Au moment de la béatification d’Alvaro del Portillo, l’on a souligné son amour de l’Église dans la continuité de l’enseignement et du comportement de saint Josémaria. Le Bulletin d’Information édité à cette occasion comportait un éditorial soulignant cet aspect de sa vie et de son service, discret mais ô combien efficace, de l’Église. Dans son message pour cette béatification, le pape François écrivait en ce sens, et sa réflexion prend évidemment un poids particulier : « Son amour pour l’Église, épouse du Christ, était remarquable : il l’a servie avec un cœur dépouillé d’intérêts mondains, loin de toute discorde, accueillant envers tous et recherchant toujours ce qu’il y a de positif chez les autres, ce qui unit, ce qui construit. Jamais une plainte ou une critique, pas même dans les moments les plus difficiles, mais au contraire, selon l’exemple de saint Josémaria, il répondait toujours par la prière, le pardon, la compréhension et la charité sincère. »(lire la suite)
La vocation du prophète Isaïe, par laquelle nous avons débuté ces réflexions, nous a conduits à penser au temple où nous sommes appelés à servir Dieu, à l’Église, corps mystique du Christ que nous formons à nous tous.
Nous avons dit que le salut se trouve dans l’Église du Christ. En laquelle nous voyons notre mère, qui pourvoit à nos besoins spirituels, entre autres, grâce à sa fonction magistérielle. Rappelons-nous la finale du livre de l’Apocalypse, qui peut nous plonger dans une certaine perplexité. Je la cite : « Devant tout homme qui écoute les paroles de ce livre de prophétie, je l’atteste : si quelqu’un y fait des surcharges, Dieu le chargera des fléaux qui sont décrits dans ce livre ; et si quelqu’un enlève des paroles à ce livre de prophétie, Dieu lui enlèvera sa part : il n’aura plus accès à l’arbre de vie ni à la Ville sainte, qui sont décrits dans ce livre » (Ap 21, 18-19). Qu’on se le tienne pour dit !
Nous nous sommes enfin tournés vers la figure du pape, la figure « auguste » aurait-on dit à d’autres époques. Nous l’aimons. Nous prions pour lui. Nous avons sans doute remarqué que dans toutes ses interventions, écrites ou orales, le pape François implore des prières. Ne faisons pas la sourde oreille.

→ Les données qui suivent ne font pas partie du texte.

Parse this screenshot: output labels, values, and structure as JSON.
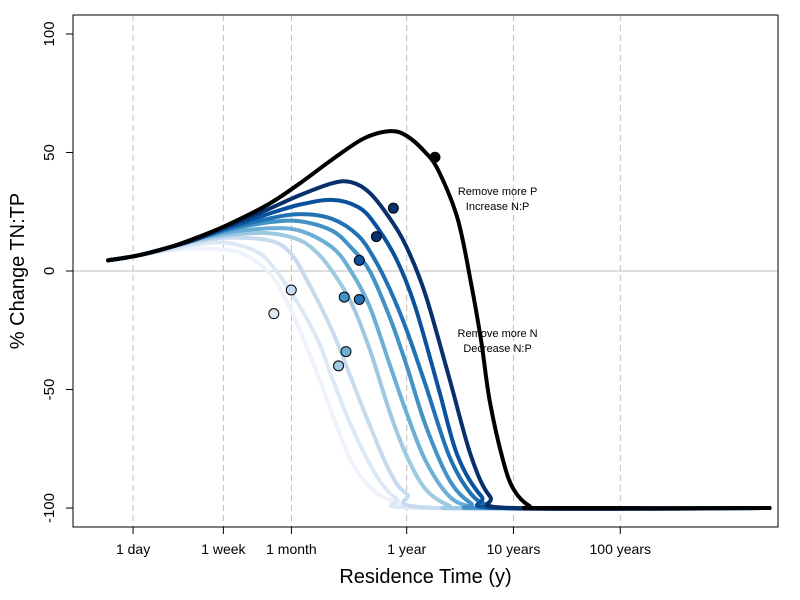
{
  "chart_data": {
    "type": "line",
    "title": "",
    "xlabel": "Residence Time (y)",
    "ylabel": "% Change TN:TP",
    "x_scale": "log10",
    "x_unit": "years",
    "xlim": [
      0.00075,
      3000
    ],
    "ylim": [
      -108,
      108
    ],
    "x_ticks": [
      {
        "label": "1 day",
        "value": 0.00274
      },
      {
        "label": "1 week",
        "value": 0.0192
      },
      {
        "label": "1 month",
        "value": 0.0833
      },
      {
        "label": "1 year",
        "value": 1
      },
      {
        "label": "10 years",
        "value": 10
      },
      {
        "label": "100 years",
        "value": 100
      }
    ],
    "y_ticks": [
      {
        "label": "100",
        "value": 100
      },
      {
        "label": "50",
        "value": 50
      },
      {
        "label": "0",
        "value": 0
      },
      {
        "label": "-50",
        "value": -50
      },
      {
        "label": "-100",
        "value": -100
      }
    ],
    "grid": "vertical dashed at x ticks",
    "reference_line_y": 0,
    "annotations": [
      {
        "lines": [
          "Remove more P",
          "Increase N:P"
        ],
        "x": 7.1,
        "y": 29
      },
      {
        "lines": [
          "Remove more N",
          "Decrease N:P"
        ],
        "x": 7.1,
        "y": -31
      }
    ],
    "series": [
      {
        "color": "#eef3fb",
        "points": [
          [
            0.0016,
            4.5
          ],
          [
            0.003,
            6.5
          ],
          [
            0.006,
            8.5
          ],
          [
            0.01,
            9.5
          ],
          [
            0.02,
            9
          ],
          [
            0.03,
            7
          ],
          [
            0.05,
            0
          ],
          [
            0.07,
            -10
          ],
          [
            0.1,
            -25
          ],
          [
            0.15,
            -45
          ],
          [
            0.2,
            -60
          ],
          [
            0.3,
            -80
          ],
          [
            0.5,
            -93
          ],
          [
            1,
            -99
          ],
          [
            2,
            -100
          ],
          [
            2500,
            -100
          ]
        ],
        "marker": null
      },
      {
        "color": "#dde8f5",
        "points": [
          [
            0.0016,
            4.5
          ],
          [
            0.003,
            6.5
          ],
          [
            0.006,
            9
          ],
          [
            0.01,
            11
          ],
          [
            0.02,
            12
          ],
          [
            0.04,
            8
          ],
          [
            0.06,
            0
          ],
          [
            0.1,
            -15
          ],
          [
            0.15,
            -30
          ],
          [
            0.2,
            -45
          ],
          [
            0.3,
            -65
          ],
          [
            0.5,
            -85
          ],
          [
            0.8,
            -96
          ],
          [
            1.5,
            -100
          ],
          [
            2500,
            -100
          ]
        ],
        "marker": {
          "x": 0.057,
          "y": -18
        }
      },
      {
        "color": "#c6dbef",
        "points": [
          [
            0.0016,
            4.5
          ],
          [
            0.003,
            6.5
          ],
          [
            0.006,
            9.5
          ],
          [
            0.01,
            12
          ],
          [
            0.02,
            14
          ],
          [
            0.05,
            13
          ],
          [
            0.08,
            8
          ],
          [
            0.12,
            -5
          ],
          [
            0.2,
            -25
          ],
          [
            0.3,
            -45
          ],
          [
            0.45,
            -65
          ],
          [
            0.7,
            -85
          ],
          [
            1,
            -94
          ],
          [
            2,
            -100
          ],
          [
            2500,
            -100
          ]
        ],
        "marker": {
          "x": 0.083,
          "y": -8
        }
      },
      {
        "color": "#9ecae1",
        "points": [
          [
            0.0016,
            4.5
          ],
          [
            0.003,
            6.5
          ],
          [
            0.006,
            10
          ],
          [
            0.01,
            12.5
          ],
          [
            0.02,
            15
          ],
          [
            0.05,
            16
          ],
          [
            0.1,
            13
          ],
          [
            0.15,
            7
          ],
          [
            0.2,
            0
          ],
          [
            0.3,
            -13
          ],
          [
            0.45,
            -33
          ],
          [
            0.7,
            -60
          ],
          [
            1,
            -78
          ],
          [
            1.5,
            -92
          ],
          [
            2.5,
            -99
          ],
          [
            4,
            -100
          ],
          [
            2500,
            -100
          ]
        ],
        "marker": {
          "x": 0.23,
          "y": -40
        }
      },
      {
        "color": "#6baed6",
        "points": [
          [
            0.0016,
            4.5
          ],
          [
            0.003,
            6.5
          ],
          [
            0.006,
            10
          ],
          [
            0.01,
            13
          ],
          [
            0.02,
            16
          ],
          [
            0.05,
            18
          ],
          [
            0.1,
            17
          ],
          [
            0.2,
            10
          ],
          [
            0.3,
            0
          ],
          [
            0.45,
            -15
          ],
          [
            0.7,
            -40
          ],
          [
            1,
            -60
          ],
          [
            1.5,
            -80
          ],
          [
            2.5,
            -95
          ],
          [
            4,
            -99.5
          ],
          [
            6,
            -100
          ],
          [
            2500,
            -100
          ]
        ],
        "marker": {
          "x": 0.27,
          "y": -34
        }
      },
      {
        "color": "#4292c6",
        "points": [
          [
            0.0016,
            4.5
          ],
          [
            0.003,
            6.5
          ],
          [
            0.006,
            10
          ],
          [
            0.01,
            13
          ],
          [
            0.02,
            17
          ],
          [
            0.05,
            20.5
          ],
          [
            0.1,
            21
          ],
          [
            0.2,
            17
          ],
          [
            0.3,
            10
          ],
          [
            0.45,
            0
          ],
          [
            0.7,
            -20
          ],
          [
            1,
            -40
          ],
          [
            1.5,
            -65
          ],
          [
            2.5,
            -88
          ],
          [
            4,
            -98
          ],
          [
            6,
            -100
          ],
          [
            2500,
            -100
          ]
        ],
        "marker": {
          "x": 0.26,
          "y": -11
        }
      },
      {
        "color": "#2171b5",
        "points": [
          [
            0.0016,
            4.5
          ],
          [
            0.003,
            6.5
          ],
          [
            0.006,
            10
          ],
          [
            0.01,
            13
          ],
          [
            0.02,
            17.5
          ],
          [
            0.05,
            22
          ],
          [
            0.1,
            24
          ],
          [
            0.2,
            22
          ],
          [
            0.35,
            15
          ],
          [
            0.5,
            5
          ],
          [
            0.7,
            -8
          ],
          [
            1,
            -25
          ],
          [
            1.5,
            -48
          ],
          [
            2.5,
            -78
          ],
          [
            4,
            -94
          ],
          [
            6,
            -99
          ],
          [
            10,
            -100
          ],
          [
            2500,
            -100
          ]
        ],
        "marker": {
          "x": 0.36,
          "y": -12
        }
      },
      {
        "color": "#08519c",
        "points": [
          [
            0.0016,
            4.5
          ],
          [
            0.003,
            6.5
          ],
          [
            0.006,
            10
          ],
          [
            0.01,
            13
          ],
          [
            0.02,
            18
          ],
          [
            0.05,
            24
          ],
          [
            0.1,
            28
          ],
          [
            0.2,
            30
          ],
          [
            0.35,
            27
          ],
          [
            0.5,
            20
          ],
          [
            0.8,
            5
          ],
          [
            1.2,
            -15
          ],
          [
            2,
            -50
          ],
          [
            3,
            -78
          ],
          [
            5,
            -95
          ],
          [
            8,
            -100
          ],
          [
            2500,
            -100
          ]
        ],
        "marker": {
          "x": 0.36,
          "y": 4.5
        }
      },
      {
        "color": "#08306b",
        "points": [
          [
            0.0016,
            4.5
          ],
          [
            0.003,
            6.5
          ],
          [
            0.006,
            10
          ],
          [
            0.01,
            13
          ],
          [
            0.02,
            18.5
          ],
          [
            0.05,
            26
          ],
          [
            0.1,
            32
          ],
          [
            0.2,
            37
          ],
          [
            0.3,
            37.5
          ],
          [
            0.45,
            33
          ],
          [
            0.7,
            22
          ],
          [
            1,
            10
          ],
          [
            1.5,
            -10
          ],
          [
            2.5,
            -45
          ],
          [
            4,
            -78
          ],
          [
            6,
            -95
          ],
          [
            10,
            -100
          ],
          [
            2500,
            -100
          ]
        ],
        "marker": {
          "x": 0.52,
          "y": 14.5
        }
      },
      {
        "color": "#000000",
        "points": [
          [
            0.0016,
            4.5
          ],
          [
            0.003,
            6.5
          ],
          [
            0.006,
            10
          ],
          [
            0.01,
            13.5
          ],
          [
            0.02,
            19
          ],
          [
            0.05,
            28
          ],
          [
            0.1,
            37
          ],
          [
            0.2,
            47
          ],
          [
            0.4,
            56
          ],
          [
            0.7,
            59
          ],
          [
            1,
            57
          ],
          [
            1.5,
            50
          ],
          [
            2,
            42
          ],
          [
            3,
            22
          ],
          [
            4,
            -5
          ],
          [
            5,
            -30
          ],
          [
            6,
            -55
          ],
          [
            8,
            -80
          ],
          [
            10,
            -92
          ],
          [
            14,
            -99
          ],
          [
            20,
            -100
          ],
          [
            2500,
            -100
          ]
        ],
        "marker": {
          "x": 1.84,
          "y": 48
        }
      },
      {
        "color": "#08306b",
        "points": [],
        "marker": {
          "x": 0.75,
          "y": 26.5
        }
      }
    ]
  }
}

La Vierge Marie est Turris civitatis, la Tour de David qui garde la cité. Les puissances de l’enfer ne prévaudront pas contre elle, affirmait le Seigneur à Simon-Pierre au moment où il lui conférait la primauté sur les autres apôtres et le pouvoir de lier et de délier. Les puissances infernales se sont déjà bien souvent cassé les dents au cours de leurs attaques contre l’Église et le pape, des attaques qui ne peuvent qu’échouer. La Turris civitatis veille sans relâche. Elle qui est aussi Mater Ecclesiae. Elle qui est notre Mère, et donc tout spécialement la Mère de celui qui agit sur terre au nom de son Fils, qui gouverne l’Église à sa place, avec son pouvoir.
Ô Marie, renforcez continuellement notre amour de l’Église et du pape. Aidez-nous à le communiquer autour de nous, à avoir la force d’âme nécessaire pour rectifier les erreurs ou les critiques stériles que nous entendons. Faites de nous de bons enfants de l’Église et du Pontife romain, « heureusement régnant », selon la formule consacrée.